THE £50,000 hospice garden at Queen Margaret Hospital, which has been helped to grow by Press readers and their kind donations, has been hailed as a "fantastic project" by Dunfermline's MSP.

Shirley-Anne Somerville visited the tranquil area last Thursday and put her green fingers to work, helping local volunteers to maintain the flower beds and plants.

The MSP said: “It’s amazing to see this fantastic project continuing to benefit patients at Queen Margaret Hospice."

The idea was dreamed up by Anne Morton, of Dalgety Bay, in the summer of 2017 following a personal bereavement.

She wanted a place to help brighten the final days of West Fifers nearing the end of their lives and volunteers in the Queen Margaret Hospice Garden Group set about making that dream become a reality.

They had already raised £32,500 but appealed for help from Press readers to reach their final target of £50,000.

Just five months later, an area at QMH was transformed into an oasis of colour and tranquility, with the official opening in October last year.

This week, Anne said: “The garden group responds to requests from the hospice ward staff, patients and families. The requests are raised and agreed at committee level.

“Shirley-Anne was interested in the latest request with plans for two shelter areas to be built at either end of the garden.

"These will be big enough to accommodate a bed and will give some privacy plus shade from the sun or shelter from the rain. We hope to have this in place by the end of the year."

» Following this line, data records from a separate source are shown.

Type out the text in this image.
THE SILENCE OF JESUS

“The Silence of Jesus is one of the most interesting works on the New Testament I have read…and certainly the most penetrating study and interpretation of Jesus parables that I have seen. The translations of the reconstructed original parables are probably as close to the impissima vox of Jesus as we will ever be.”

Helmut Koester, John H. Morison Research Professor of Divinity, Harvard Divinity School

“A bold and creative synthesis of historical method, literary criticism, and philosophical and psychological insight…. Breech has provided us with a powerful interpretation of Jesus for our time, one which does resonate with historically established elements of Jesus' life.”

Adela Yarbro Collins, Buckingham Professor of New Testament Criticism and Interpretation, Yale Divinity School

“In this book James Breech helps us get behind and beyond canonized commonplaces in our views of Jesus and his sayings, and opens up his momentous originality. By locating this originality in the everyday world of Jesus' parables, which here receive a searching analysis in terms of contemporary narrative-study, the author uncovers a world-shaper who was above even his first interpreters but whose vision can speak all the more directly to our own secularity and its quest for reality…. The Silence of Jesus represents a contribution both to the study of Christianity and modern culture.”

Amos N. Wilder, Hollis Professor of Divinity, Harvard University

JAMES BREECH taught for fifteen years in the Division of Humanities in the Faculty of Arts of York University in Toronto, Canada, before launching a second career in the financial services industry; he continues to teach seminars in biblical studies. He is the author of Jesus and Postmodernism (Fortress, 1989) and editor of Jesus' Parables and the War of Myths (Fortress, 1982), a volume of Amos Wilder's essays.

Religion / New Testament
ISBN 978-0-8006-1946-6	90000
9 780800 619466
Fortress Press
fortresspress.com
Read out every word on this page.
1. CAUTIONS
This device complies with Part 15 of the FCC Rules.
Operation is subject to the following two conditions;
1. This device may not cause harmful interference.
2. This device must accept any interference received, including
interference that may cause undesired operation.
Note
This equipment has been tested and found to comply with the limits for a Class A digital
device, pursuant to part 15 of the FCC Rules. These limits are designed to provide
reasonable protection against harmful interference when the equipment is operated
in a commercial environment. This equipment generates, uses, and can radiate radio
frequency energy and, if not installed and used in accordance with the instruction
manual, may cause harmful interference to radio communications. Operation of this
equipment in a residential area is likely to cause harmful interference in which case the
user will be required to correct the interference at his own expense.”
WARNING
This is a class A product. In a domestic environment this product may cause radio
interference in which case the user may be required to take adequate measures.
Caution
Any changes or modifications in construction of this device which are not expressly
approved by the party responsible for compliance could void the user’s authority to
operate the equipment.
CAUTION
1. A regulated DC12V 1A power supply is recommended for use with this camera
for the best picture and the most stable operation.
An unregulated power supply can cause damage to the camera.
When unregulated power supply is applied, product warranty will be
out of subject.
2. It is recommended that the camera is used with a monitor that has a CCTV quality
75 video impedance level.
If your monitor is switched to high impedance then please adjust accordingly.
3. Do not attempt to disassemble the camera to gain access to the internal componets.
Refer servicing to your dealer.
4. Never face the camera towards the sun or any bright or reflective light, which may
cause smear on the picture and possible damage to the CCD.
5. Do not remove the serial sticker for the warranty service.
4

As well as helping out in the garden, Ms Somerville heard about the benefits the garden has brought to hospice patients and their families.

It is a joint NHS Community Group project and volunteers tend to the growing space every week.

The MSP added: “The garden is looking fantastic and it’s a lovely area to spend time in.

“This is made possible by the local volunteers who give up their time to keep the garden in such great shape. "Thanks to their hard work, patients can continue to enjoy the summer sunshine with their friends, families and loved ones.

“It was a pleasure to hear from the volunteers about their work in the garden, and lend a hand myself.”

There will be an open day at the hospice garden on Friday July 26, giving members of the public an opportunity to visit the garden and hear how and why it was developed.